“O que havia em ti que eu não encontrava noutras mulheres, o
que te singularizava no espaço reduzido da sala de aula?
Penso que para lá da atracção inicial, inteiramente física,
e do desejo de por minha vez te agradar, foi o lado mental e emocional que me
fez olhar para ti de outro modo. Descobri que eras sensual e brilhante e cedi
ao desejo de dialogar contigo. As palavras tiveram um papel decisivo no que se
passou entre nós. Eu procurava, a todos os níveis, uma interlocutora, percebi. Era
isso, finalmente, o que encontrara. Julgava conhecer as mulheres, mas percebi
que tinha aportado, contigo, a um outro continente.
[…]
“A nível colectivo, a recordação mais forte é a de uma crise
generalizada. Em 83 já tinha havido 10 eleições desde 74, havia greves,
salários em atraso, uma dívida externa gigantesca.

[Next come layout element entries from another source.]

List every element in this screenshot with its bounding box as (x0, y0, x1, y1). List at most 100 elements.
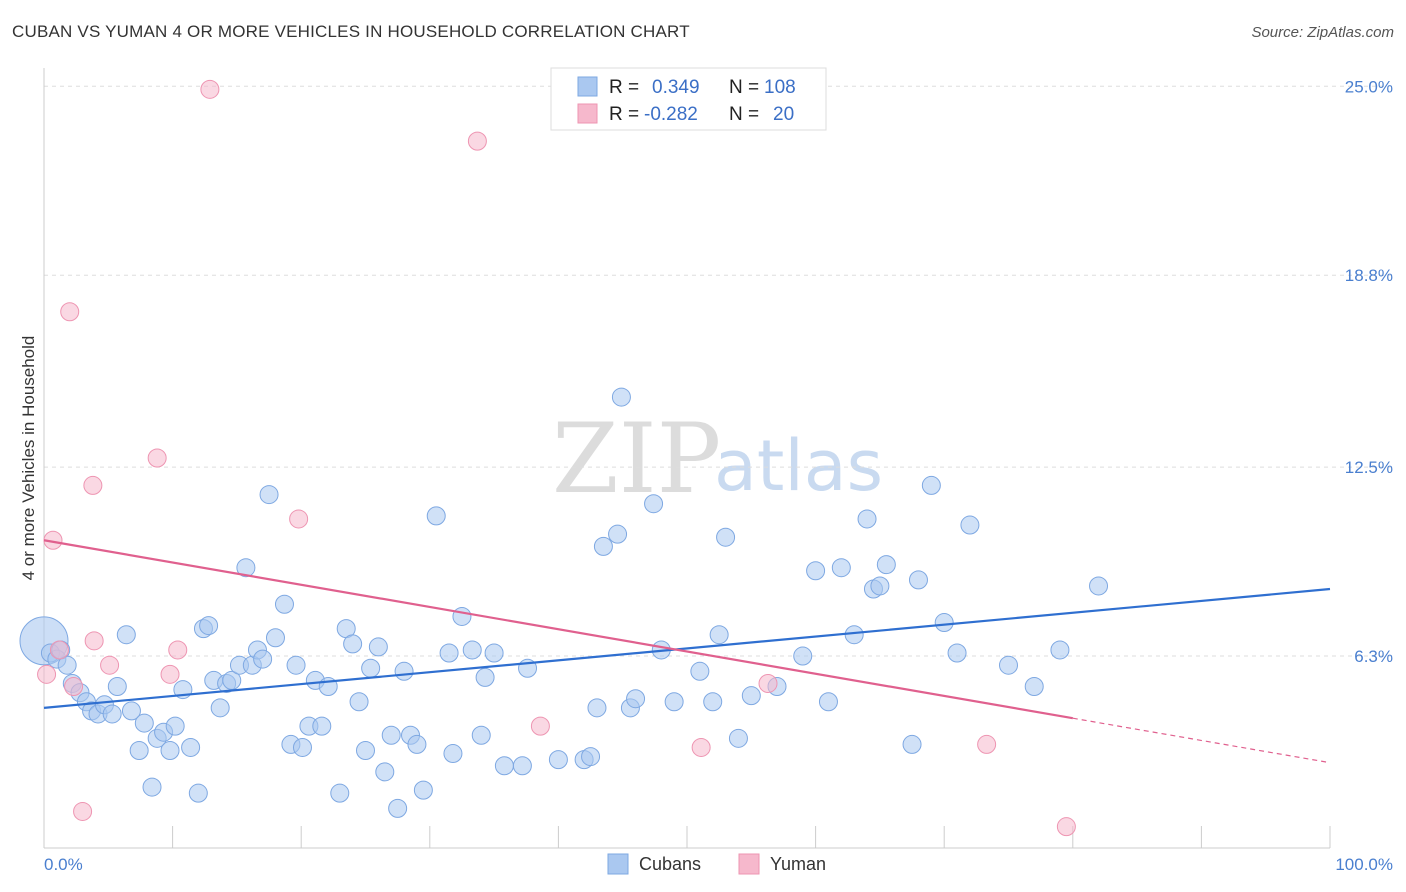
bottom-legend-label-yuman: Yuman (770, 854, 826, 874)
yuman-point (200, 79, 220, 99)
yuman-point (60, 302, 80, 322)
cubans-point (413, 780, 433, 800)
cubans-point (160, 741, 180, 760)
source-label: Source: ZipAtlas.com (1251, 24, 1394, 41)
cubans-point (593, 536, 613, 556)
cubans-point (394, 661, 414, 681)
yuman-point (84, 631, 104, 651)
cubans-point (690, 661, 710, 681)
y-tick-label: 6.3% (1354, 647, 1393, 666)
cubans-point (121, 701, 141, 721)
cubans-point (512, 756, 532, 776)
cubans-point (709, 625, 729, 645)
bottom-legend-label-cubans: Cubans (639, 854, 701, 874)
legend-r-label-cubans: R = (609, 77, 639, 98)
cubans-point (388, 798, 408, 818)
yuman-point (160, 664, 180, 684)
y-tick-label: 18.8% (1345, 266, 1393, 285)
cubans-point (381, 725, 401, 745)
cubans-point (806, 561, 826, 581)
yuman-point (289, 509, 309, 529)
cubans-point (129, 741, 149, 760)
cubans-point (960, 515, 980, 535)
cubans-point (921, 475, 941, 495)
legend-r-value-yuman: -0.282 (644, 104, 698, 125)
cubans-point (439, 643, 459, 663)
cubans-point (548, 750, 568, 770)
cubans-point (870, 576, 890, 596)
x-tick-label-min: 0.0% (44, 855, 83, 874)
cubans-point (471, 725, 491, 745)
legend-r-label-yuman: R = (609, 104, 639, 125)
cubans-point (857, 509, 877, 529)
correlation-legend: R = 0.349 N = 108 R = -0.282 N = 20 (550, 67, 827, 131)
cubans-point (1050, 640, 1070, 660)
cubans-point (274, 594, 294, 614)
cubans-point (426, 506, 446, 526)
x-tick-label-max: 100.0% (1335, 855, 1393, 874)
cubans-point (210, 698, 230, 718)
yuman-point (49, 640, 69, 660)
y-tick-labels: 6.3% 12.5% 18.8% 25.0% (1345, 77, 1393, 666)
cubans-point (818, 692, 838, 712)
cubans-point (57, 655, 77, 675)
cubans-point (330, 783, 350, 803)
cubans-point (475, 667, 495, 687)
cubans-point (361, 658, 381, 678)
cubans-point (608, 524, 628, 544)
chart-title: CUBAN VS YUMAN 4 OR MORE VEHICLES IN HOU… (12, 22, 690, 41)
cubans-point (664, 692, 684, 712)
series-legend: Cubans Yuman (607, 853, 826, 875)
cubans-point (902, 734, 922, 754)
yuman-point (977, 734, 997, 754)
cubans-point (116, 625, 136, 645)
cubans-point (265, 628, 285, 648)
y-tick-label: 12.5% (1345, 458, 1393, 477)
cubans-point (259, 485, 279, 505)
legend-n-value-yuman: 20 (773, 104, 794, 125)
cubans-point (741, 686, 761, 706)
yuman-point (691, 737, 711, 757)
cubans-point (644, 494, 664, 514)
watermark-atlas: atlas (714, 425, 883, 507)
bottom-legend-swatch-yuman (738, 853, 760, 875)
cubans-point (831, 558, 851, 578)
cubans-point (947, 643, 967, 663)
cubans-point (793, 646, 813, 666)
cubans-point (292, 737, 312, 757)
cubans-point (188, 783, 208, 803)
cubans-point (134, 713, 154, 733)
x-tick-marks (43, 826, 1331, 848)
cubans-point (728, 728, 748, 748)
legend-n-value-cubans: 108 (764, 77, 796, 98)
y-axis-title: 4 or more Vehicles in Household (19, 336, 38, 581)
cubans-trend-line (43, 587, 1331, 709)
cubans-point (349, 692, 369, 712)
cubans-point (165, 716, 185, 736)
cubans-point (356, 741, 375, 760)
cubans-point (343, 634, 363, 654)
yuman-point (758, 673, 778, 693)
cubans-point (375, 762, 395, 782)
cubans-point (999, 655, 1018, 675)
cubans-point (107, 677, 127, 697)
yuman-point (64, 677, 84, 697)
yuman-point (1056, 817, 1076, 837)
cubans-point (1024, 677, 1044, 697)
cubans-point (443, 744, 463, 764)
cubans-point (1089, 576, 1109, 596)
cubans-point (199, 616, 219, 636)
cubans-point (181, 737, 201, 757)
cubans-point (703, 692, 723, 712)
cubans-point (908, 570, 928, 590)
cubans-point (462, 640, 482, 660)
yuman-point (37, 664, 57, 684)
cubans-point (368, 637, 388, 657)
cubans-point (484, 643, 504, 663)
cubans-point (844, 625, 864, 645)
cubans-point (452, 606, 472, 626)
yuman-point (147, 448, 167, 468)
cubans-point (236, 558, 256, 578)
yuman-trend-line (43, 539, 1073, 720)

Lembro-me de começarem a demolir o Monumental, apesar dos
protestos e dos baixo-assinados, que também ajudámos a recolher.
Sim, lembro-me dos teatros, dos cinemas, dos cafés. Lembro-me
de termos visto Dreyer e Max Ophuls na Cinemateca, Mariana Espera Casamento na
Cornucópia, Uma Comédia Sexual Numa Noite de Verão de Woody Allen, de Fanny e
Alexandre de Bergman.”
[…]
“Na Assembleia da República, para negociar medidas de
combate à corrupção, por duas vezes faltou o quórum.
A seguir os impostos aumentaram, houve novas greves, a dívida
externa cresceu seiscentos milhões de dólares num semestre.
O FMI interveio, para evitar o descalabro. Mas obviamente
nada fez para resolver os problemas estruturais do país.”
[…]
Comove esta serena melancolia que vai por esta “Cidade de Ulisses”,
considerada uma história de amor por Lisboa. Cidade que sempre mexeu
obrigando-nos a estar vivos, sempre vivos. O livro é um convite a uma viagem
que vale a pena, ao lado de um par que vive intensamente uma relação de amor.